Only two days left to make a guess so give it a try before time runs out. An expanded view is below:
Just to recap the hints:
1) The building on the left had to be torn down soon after the photo was taken. However, the building behind the man in the foreground still stands at this historic intersection.
2) The building was torn down for a Major construction project.
I’ll have one more hint tomorrow if nobody gets it by then.
You’re on the right track with that guess. You are so close that it would be difficult to provide any more hints without giving it away. For those not familiar with spabob’s guess, Verveelen Place is this short street that meets Broadway between W 230th and W 231st Streets (next to the shopping center and the Carter’s clothing store).
It is named after Johannes Verveleen. Before the construction of the King’s Bridge in 1693, there were no bridges to Manhattan from The Bronx. Johannes Verveleen operated a tavern and a ferry in this location to carry passengers across the Spuyten Duyvil Creek before the bridge was built. His ferry and tavern were ordered by the provincial government of New York in 1669. The orders dictated that Verveleen “provide a sufficient dwelling house with three or four bed for ye entertainment of travelers, and that he be furnished always with provisions for them, their horse, and Cattle and stabling and stalls accordingly.” Also “That he have a sufficient boat for transportation of passengers, horses, and cattle.”
The governor set the rates for Verveleen’s tavern. “That in case he lodges any person one night he is to have 6 pence per night in case they have a bed with sheets and without sheets two pence in Silver.” Rates were set for the ferry as well: “For transportation of a man and horse 7 pence in silver. For a single horse 6 pence . . . For Droves of Cattle to be driven over and opening ye Gates 2 pence apiece.”
Excuse the digression, but I always thought it was funny that this 17th century ferryman is honored today by the name of an obscure alley with no addresses.
But to get back to the point, the photo does not depict Broadway and Verveleen Place. Very close though.
Well, now you are getting close. This intersection is a short walk from 230th and Broadway. I am extending the contest to the end of the month to get a few more guesses. I’ll have another hint soon.
I think your idea is entirely possible–that the hill is named for its shape rather than for the presence of cannons. I would want to look at more maps to get a better look at the topography there.

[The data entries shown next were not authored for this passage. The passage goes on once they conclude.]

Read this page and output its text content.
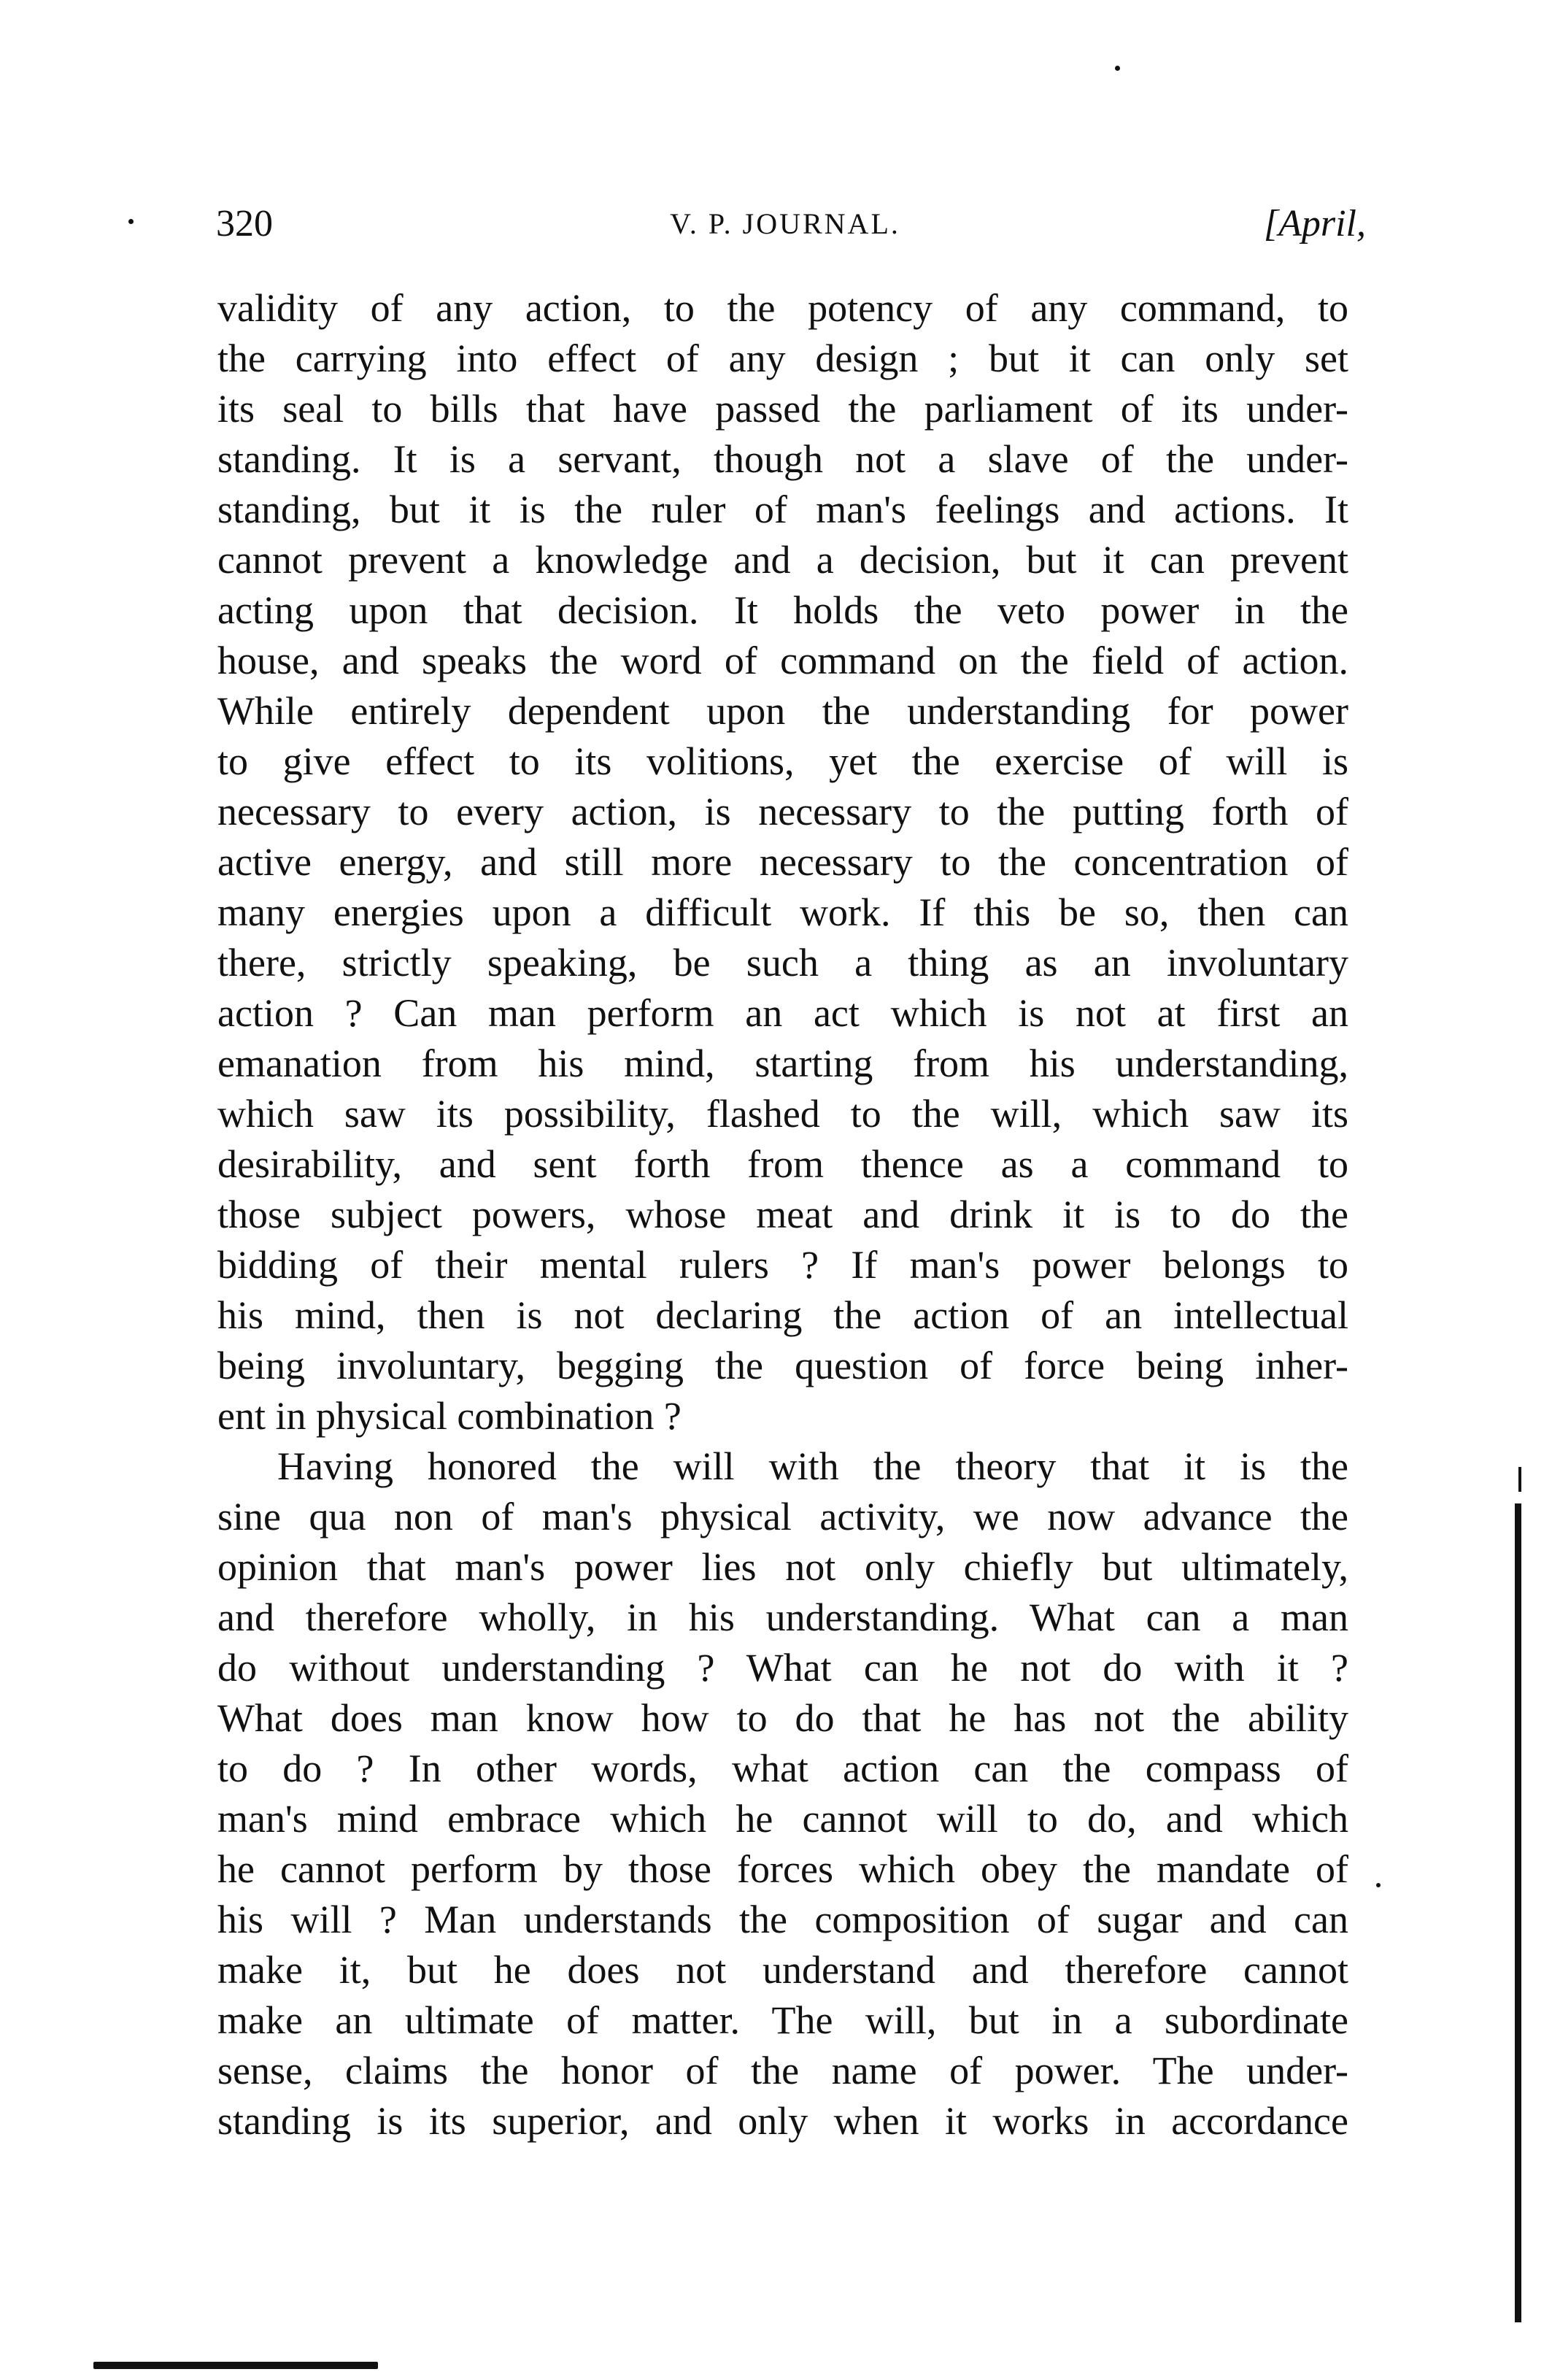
320	V. P. JOURNAL.	[April,
validity of any action, to the potency of any command, to
the carrying into effect of any design ; but it can only set
its seal to bills that have passed the parliament of its under-
standing. It is a servant, though not a slave of the under-
standing, but it is the ruler of man's feelings and actions. It
cannot prevent a knowledge and a decision, but it can prevent
acting upon that decision. It holds the veto power in the
house, and speaks the word of command on the field of action.
While entirely dependent upon the understanding for power
to give effect to its volitions, yet the exercise of will is
necessary to every action, is necessary to the putting forth of
active energy, and still more necessary to the concentration of
many energies upon a difficult work. If this be so, then can
there, strictly speaking, be such a thing as an involuntary
action ? Can man perform an act which is not at first an
emanation from his mind, starting from his understanding,
which saw its possibility, flashed to the will, which saw its
desirability, and sent forth from thence as a command to
those subject powers, whose meat and drink it is to do the
bidding of their mental rulers ? If man's power belongs to
his mind, then is not declaring the action of an intellectual
being involuntary, begging the question of force being inher-
ent in physical combination ?
Having honored the will with the theory that it is the
sine qua non of man's physical activity, we now advance the
opinion that man's power lies not only chiefly but ultimately,
and therefore wholly, in his understanding. What can a man
do without understanding ? What can he not do with it ?
What does man know how to do that he has not the ability
to do ? In other words, what action can the compass of
man's mind embrace which he cannot will to do, and which
he cannot perform by those forces which obey the mandate of
his will ? Man understands the composition of sugar and can
make it, but he does not understand and therefore cannot
make an ultimate of matter. The will, but in a subordinate
sense, claims the honor of the name of power. The under-
standing is its superior, and only when it works in accordance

The William’s Bridge crossing of the Bronx River, which is adjacent to Gun Hill, was written about before the Revolution. It was the boundary between Yonkers and the Manor of Fordham and it was named “Cowangongh” according to the 1669 deed between the Munsee and John Archer, who was the lord of the Manor of Fordham. That deed is interesting because it contains many of the Munsee place names for locations in our part of The Bronx. You can check that out here. I recently got a chance to look at a photograph of the original deed and it is amazing to see because the Native Americans signed it using symbols or pictographs instead of spelling out their names.
I think the Gun Hill would have been important because it overlooked this crossing of The Bronx River. It would be pretty funny if its name comes from its shape as opposed to the fighting that occurred there.
Thanks for posting that. That Tieck article makes me think that The Old Bridge Tavern building might have been the same as the building behind the oyster shack in this 1873 Harpers illustration. What do you think?